How bad are these chunks (of basically ash?) for the cylinders?

Assuming they could cause premature contamination but shouldn't the materials should be the same kinds of crud that's already getting into the cylinders anyway?

Or, when you say "material" are you talking about the abrasive cleaning stuff used to clean out the carbon buildup?
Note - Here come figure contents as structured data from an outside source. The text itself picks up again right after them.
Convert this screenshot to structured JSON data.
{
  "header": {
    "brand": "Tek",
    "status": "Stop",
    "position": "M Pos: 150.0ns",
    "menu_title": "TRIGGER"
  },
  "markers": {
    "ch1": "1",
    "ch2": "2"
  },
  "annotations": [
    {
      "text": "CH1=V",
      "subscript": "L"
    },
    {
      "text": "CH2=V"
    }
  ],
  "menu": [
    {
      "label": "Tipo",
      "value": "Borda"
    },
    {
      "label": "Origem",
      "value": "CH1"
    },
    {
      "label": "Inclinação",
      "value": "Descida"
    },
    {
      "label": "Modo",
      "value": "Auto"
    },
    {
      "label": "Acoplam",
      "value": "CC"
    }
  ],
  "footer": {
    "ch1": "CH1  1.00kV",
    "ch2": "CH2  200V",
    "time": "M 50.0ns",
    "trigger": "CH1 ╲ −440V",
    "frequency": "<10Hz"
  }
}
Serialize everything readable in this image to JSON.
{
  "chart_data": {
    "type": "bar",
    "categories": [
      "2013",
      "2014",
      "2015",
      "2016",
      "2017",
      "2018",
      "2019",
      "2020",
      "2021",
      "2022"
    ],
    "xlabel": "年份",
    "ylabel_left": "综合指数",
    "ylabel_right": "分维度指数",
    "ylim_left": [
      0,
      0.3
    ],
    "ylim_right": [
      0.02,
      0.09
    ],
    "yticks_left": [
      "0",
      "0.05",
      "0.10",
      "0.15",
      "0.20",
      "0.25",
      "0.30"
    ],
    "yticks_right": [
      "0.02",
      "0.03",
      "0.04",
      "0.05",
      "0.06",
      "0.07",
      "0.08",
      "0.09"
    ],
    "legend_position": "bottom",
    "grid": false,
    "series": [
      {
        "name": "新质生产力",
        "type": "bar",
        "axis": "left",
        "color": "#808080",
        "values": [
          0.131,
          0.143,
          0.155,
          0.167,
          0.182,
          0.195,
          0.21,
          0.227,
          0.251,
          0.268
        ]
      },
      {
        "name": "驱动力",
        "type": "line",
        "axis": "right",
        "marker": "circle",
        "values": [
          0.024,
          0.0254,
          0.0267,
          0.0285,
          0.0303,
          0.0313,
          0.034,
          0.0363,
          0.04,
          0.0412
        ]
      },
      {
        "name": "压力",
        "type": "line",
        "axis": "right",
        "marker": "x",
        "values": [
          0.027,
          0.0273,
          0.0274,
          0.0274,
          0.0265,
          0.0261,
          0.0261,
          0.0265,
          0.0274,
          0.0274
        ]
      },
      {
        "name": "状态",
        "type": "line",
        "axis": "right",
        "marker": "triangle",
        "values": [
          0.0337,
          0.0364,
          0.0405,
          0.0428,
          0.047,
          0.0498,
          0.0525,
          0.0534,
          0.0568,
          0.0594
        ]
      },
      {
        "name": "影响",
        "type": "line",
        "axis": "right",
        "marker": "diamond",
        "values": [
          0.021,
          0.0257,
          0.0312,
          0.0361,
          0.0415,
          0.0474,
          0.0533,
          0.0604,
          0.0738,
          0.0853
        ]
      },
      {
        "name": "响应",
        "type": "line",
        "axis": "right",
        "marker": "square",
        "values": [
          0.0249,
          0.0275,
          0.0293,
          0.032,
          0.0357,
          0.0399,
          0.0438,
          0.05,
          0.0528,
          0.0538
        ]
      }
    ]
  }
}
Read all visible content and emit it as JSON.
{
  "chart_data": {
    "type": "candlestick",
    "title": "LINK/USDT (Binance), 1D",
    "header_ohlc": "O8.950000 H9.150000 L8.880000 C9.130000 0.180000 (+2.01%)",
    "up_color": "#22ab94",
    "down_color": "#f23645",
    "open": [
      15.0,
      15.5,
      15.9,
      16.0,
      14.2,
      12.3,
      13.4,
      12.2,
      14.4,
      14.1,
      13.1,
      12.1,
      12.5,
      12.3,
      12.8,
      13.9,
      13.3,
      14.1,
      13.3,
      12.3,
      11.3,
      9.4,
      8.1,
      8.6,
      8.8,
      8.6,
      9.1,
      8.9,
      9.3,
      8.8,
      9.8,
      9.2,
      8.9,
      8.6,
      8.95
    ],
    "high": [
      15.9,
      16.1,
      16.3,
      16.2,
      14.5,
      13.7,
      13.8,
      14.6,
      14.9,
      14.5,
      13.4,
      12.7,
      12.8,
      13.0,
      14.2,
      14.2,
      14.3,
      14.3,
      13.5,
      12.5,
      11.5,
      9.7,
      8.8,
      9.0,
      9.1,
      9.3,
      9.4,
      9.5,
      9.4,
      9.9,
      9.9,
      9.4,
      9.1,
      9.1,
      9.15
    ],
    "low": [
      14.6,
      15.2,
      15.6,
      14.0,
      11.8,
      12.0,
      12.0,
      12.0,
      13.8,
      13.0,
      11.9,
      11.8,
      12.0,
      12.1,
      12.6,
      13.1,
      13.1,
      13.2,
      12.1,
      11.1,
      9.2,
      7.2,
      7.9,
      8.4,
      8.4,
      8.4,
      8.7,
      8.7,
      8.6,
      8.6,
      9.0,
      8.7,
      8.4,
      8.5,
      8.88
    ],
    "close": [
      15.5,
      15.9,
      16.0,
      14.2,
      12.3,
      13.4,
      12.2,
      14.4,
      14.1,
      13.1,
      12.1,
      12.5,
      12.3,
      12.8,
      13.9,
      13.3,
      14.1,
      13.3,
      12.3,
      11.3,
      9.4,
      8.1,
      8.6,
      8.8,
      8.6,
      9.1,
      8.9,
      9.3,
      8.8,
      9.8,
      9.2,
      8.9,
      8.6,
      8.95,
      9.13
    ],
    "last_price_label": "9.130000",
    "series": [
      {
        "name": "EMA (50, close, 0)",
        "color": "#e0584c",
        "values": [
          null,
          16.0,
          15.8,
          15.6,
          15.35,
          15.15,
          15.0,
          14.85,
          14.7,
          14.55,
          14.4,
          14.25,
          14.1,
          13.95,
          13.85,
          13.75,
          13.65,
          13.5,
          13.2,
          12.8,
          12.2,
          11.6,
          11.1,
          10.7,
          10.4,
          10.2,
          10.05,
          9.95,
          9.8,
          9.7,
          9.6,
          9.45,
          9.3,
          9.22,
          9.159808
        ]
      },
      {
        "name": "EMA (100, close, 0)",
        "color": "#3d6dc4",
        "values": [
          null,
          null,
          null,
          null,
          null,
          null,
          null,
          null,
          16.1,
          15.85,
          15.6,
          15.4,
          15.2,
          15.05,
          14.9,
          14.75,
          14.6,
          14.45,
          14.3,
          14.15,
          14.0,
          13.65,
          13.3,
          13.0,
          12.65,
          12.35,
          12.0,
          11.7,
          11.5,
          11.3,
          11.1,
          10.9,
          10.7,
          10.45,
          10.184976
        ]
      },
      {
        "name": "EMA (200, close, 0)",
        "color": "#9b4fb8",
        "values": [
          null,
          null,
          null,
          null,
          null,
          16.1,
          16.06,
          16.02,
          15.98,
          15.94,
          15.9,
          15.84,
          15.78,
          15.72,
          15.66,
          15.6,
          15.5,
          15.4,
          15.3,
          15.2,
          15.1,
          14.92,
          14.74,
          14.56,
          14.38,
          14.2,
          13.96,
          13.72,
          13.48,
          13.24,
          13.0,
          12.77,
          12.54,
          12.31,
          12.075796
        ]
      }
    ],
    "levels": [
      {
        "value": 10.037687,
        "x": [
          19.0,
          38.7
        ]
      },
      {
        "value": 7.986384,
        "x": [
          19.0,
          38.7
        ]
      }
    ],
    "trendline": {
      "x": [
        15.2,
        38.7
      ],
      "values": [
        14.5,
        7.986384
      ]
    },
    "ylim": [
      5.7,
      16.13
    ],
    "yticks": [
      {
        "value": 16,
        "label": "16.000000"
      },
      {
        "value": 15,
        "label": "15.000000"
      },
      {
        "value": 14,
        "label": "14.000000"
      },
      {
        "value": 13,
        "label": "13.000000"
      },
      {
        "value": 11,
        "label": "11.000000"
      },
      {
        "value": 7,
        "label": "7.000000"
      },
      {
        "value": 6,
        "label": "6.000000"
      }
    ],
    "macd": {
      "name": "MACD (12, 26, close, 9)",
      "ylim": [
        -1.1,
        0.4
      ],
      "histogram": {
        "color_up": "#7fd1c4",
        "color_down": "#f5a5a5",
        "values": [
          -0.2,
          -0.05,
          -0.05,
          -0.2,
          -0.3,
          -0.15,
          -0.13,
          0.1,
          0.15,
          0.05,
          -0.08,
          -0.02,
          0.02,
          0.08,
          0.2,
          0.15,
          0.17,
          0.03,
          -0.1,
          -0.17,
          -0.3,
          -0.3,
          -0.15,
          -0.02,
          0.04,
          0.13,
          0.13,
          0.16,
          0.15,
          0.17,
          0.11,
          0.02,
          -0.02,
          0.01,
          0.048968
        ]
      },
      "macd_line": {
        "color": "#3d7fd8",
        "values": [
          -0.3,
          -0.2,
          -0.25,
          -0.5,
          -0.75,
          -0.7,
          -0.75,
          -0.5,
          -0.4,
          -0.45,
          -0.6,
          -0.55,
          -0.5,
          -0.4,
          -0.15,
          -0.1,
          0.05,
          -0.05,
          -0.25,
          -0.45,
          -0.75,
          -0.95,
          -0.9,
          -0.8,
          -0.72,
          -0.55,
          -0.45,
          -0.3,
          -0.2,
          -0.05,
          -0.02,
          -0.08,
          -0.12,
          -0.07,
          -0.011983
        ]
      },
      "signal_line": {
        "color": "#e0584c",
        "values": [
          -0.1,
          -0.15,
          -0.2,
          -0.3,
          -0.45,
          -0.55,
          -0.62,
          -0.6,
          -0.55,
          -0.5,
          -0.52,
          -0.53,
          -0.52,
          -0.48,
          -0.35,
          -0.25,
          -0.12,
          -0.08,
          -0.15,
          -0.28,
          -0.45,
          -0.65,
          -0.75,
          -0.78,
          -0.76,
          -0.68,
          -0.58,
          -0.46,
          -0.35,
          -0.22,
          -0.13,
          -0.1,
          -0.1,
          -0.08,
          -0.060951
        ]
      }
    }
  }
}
I can't see using any kind of basting as a great option without removing the valves to prevent all that mess and possible contamination. Seems like a lot of work to go that route, but way less than teardown to repair any cylinder damage :banghead:

Hopefully GMtech will weigh in on what the recommended maintenance is and clarify it for all of us.
I remember he said the 5th injector was an good cleaning method. :D :thumbs:

Seriously though, the "official" GM answer would be good to hear. :agree:
 
#40 ·
In case someone reads through all this, I'd suggest:

1). Walnut blasting: Harbor Freight blaster and fine walnuts, get walnut blasting vacuum adapter from Amazon (generic trim to size). Obviously rotate so valves are closed as you do each cylinder.
2). Once the valves are clean, start a cleaning regiment. A few days before every oil change, use some CRC GDI Intake clear and use according to directions to keep intake clean. Do NOT use if intakes are already severely carboned as chunks could come off. Some advice against using any kind of cleaner altogether like this. I think it's ok if you've thoroughly cleaned the valves but I'm not expert.
3). Recheck intakes every 20k with inspection camera (can probably get in there taking off the intake manifold elbow hose from charge pipe, then sticking small inspection camera up there...not sure if that would work. Could take off intake but a bit of a pain.